Page:Faucher de Saint-Maurice - À la brunante - contes et récits, 1874.djvu/279

La bibliothèque libre.
Cette page a été validée par deux contributeurs.

271
à la veillée.

Malheur à celui qui l’aurait contredit sur ce chapitre là !

L’une d’elles, ne l’avait-elle pas prévenue de l’approche d’une épouvantable tempête, alors qu’il était ancré aux Sept-Îles, l’année qui vit périr onze goëlettes dans ces parages redoutés ?

À son avis, un sien ami manqua, il y a quelques années, l’occasion de faire une jolie fortune.
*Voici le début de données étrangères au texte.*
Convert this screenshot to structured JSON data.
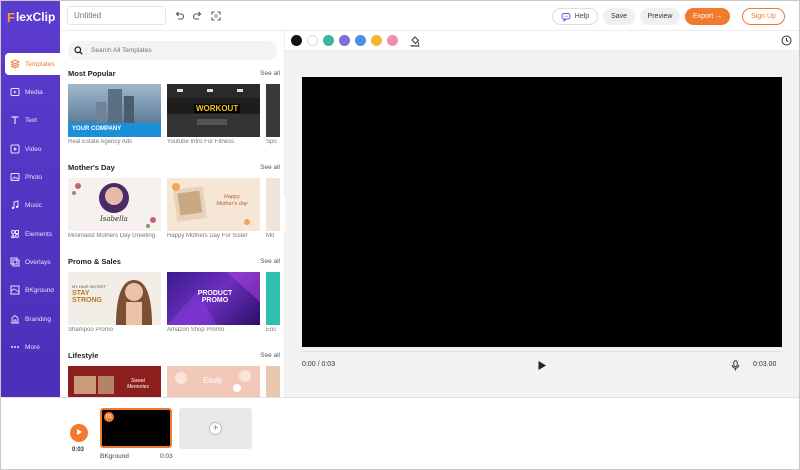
{
  "app": {
    "logo_f": "F",
    "logo_rest": "lexClip"
  },
  "topbar": {
    "title_placeholder": "Untitled",
    "help_label": "Help",
    "save_label": "Save",
    "preview_label": "Preview",
    "export_label": "Export →",
    "signup_label": "Sign Up"
  },
  "nav": {
    "items": [
      {
        "label": "Templates",
        "icon": "layers-icon"
      },
      {
        "label": "Media",
        "icon": "media-icon"
      },
      {
        "label": "Text",
        "icon": "text-icon"
      },
      {
        "label": "Video",
        "icon": "video-icon"
      },
      {
        "label": "Photo",
        "icon": "photo-icon"
      },
      {
        "label": "Music",
        "icon": "music-icon"
      },
      {
        "label": "Elements",
        "icon": "elements-icon"
      },
      {
        "label": "Overlays",
        "icon": "overlays-icon"
      },
      {
        "label": "BKground",
        "icon": "background-icon"
      },
      {
        "label": "Branding",
        "icon": "branding-icon"
      },
      {
        "label": "More",
        "icon": "more-icon"
      }
    ]
  },
  "search": {
    "placeholder": "Search All Templates"
  },
  "sections": [
    {
      "title": "Most Popular",
      "see_all": "See all",
      "items": [
        {
          "caption": "Real Estate Agency Ads",
          "thumb_text": "YOUR COMPANY"
        },
        {
          "caption": "Youtube Intro For Fitness",
          "thumb_text": "WORKOUT"
        },
        {
          "caption": "Spo"
        }
      ]
    },
    {
      "title": "Mother's Day",
      "see_all": "See all",
      "items": [
        {
          "caption": "Minimalist Mothers Day Greeting",
          "thumb_text": "Isabella"
        },
        {
          "caption": "Happy Mothers Day For Sister",
          "thumb_text": "Happy Mother's day"
        },
        {
          "caption": "Mo"
        }
      ]
    },
    {
      "title": "Promo & Sales",
      "see_all": "See all",
      "items": [
        {
          "caption": "Shampoo Promo",
          "thumb_text": "STAY STRONG",
          "thumb_sub": "MY HAIR SECRET"
        },
        {
          "caption": "Amazon Shop Promo",
          "thumb_text": "PRODUCT PROMO"
        },
        {
          "caption": "Enc"
        }
      ]
    },
    {
      "title": "Lifestyle",
      "see_all": "See all",
      "items": [
        {
          "thumb_text": "Sweet Memories"
        },
        {
          "thumb_text": "Emily"
        },
        {}
      ]
    }
  ],
  "colors": {
    "swatches": [
      "#111111",
      "#ffffff",
      "#3bb5a0",
      "#7b6fd8",
      "#4a90e2",
      "#f2b730",
      "#f08fb0"
    ],
    "accent": "#f07a2e",
    "nav_bg": "#5b3ccf"
  },
  "player": {
    "current_time": "0:00 / 0:03",
    "duration": "0:03.00"
  },
  "timeline": {
    "time": "0:03",
    "scene_number": "01",
    "scene_label": "BKground",
    "scene_duration": "0:03"
  }
}
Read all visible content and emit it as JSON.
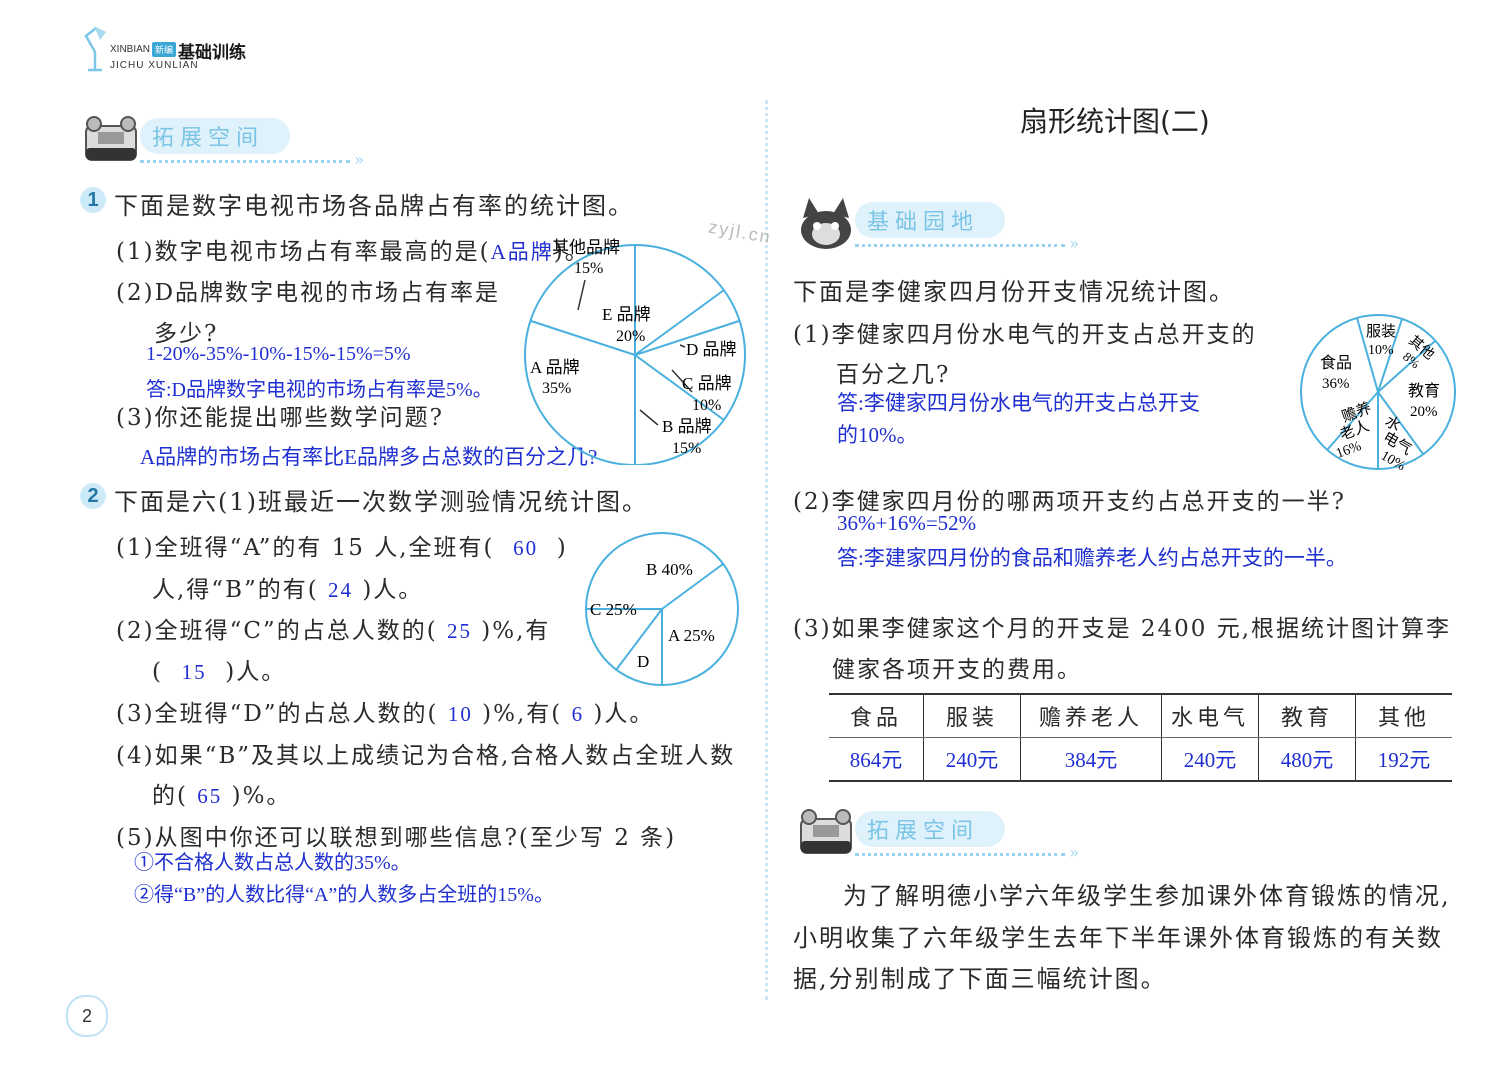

Il avait appareillé sa berge pour aller pêcher la morue sur les fonds du Cap Chastes. Déjà son embarcation s’emplissait à vue d’œil de beaux poissons, lorsqu’en voulant retirer son hameçon pour l’embouetter, il sentit qu’il y avait prise au bout.

Il se mit à ramener sa ligne, brassée par brassée, dans cette attitude penchée, tête hors bord, que savent prendre tous les vrais pêcheurs de morues, lorsque, horreur ! il aperçut à une profondeur de huit pieds, une tête de femme qui montait vers lui !

C’était une sirène que le malheureux avait accrochée par le coin de la lèvre supérieure.

— Elle était toute jeune, disait Létourneau, à peine vingt-deux mois et ne parlait pas encore ; car les sirènes parlent comme de vraies créatures, ajouta-t-il.

Son teint était frais, comme de la belle chair de flétan, sa figure comme celle d’une jeune fille ; un voile de peau fine partait du front ombré par une abondante chevelure, et retombait à volonté jusqu’à la ceinture où sa forme humaine se confondait avec celle d’un poisson ordinaire.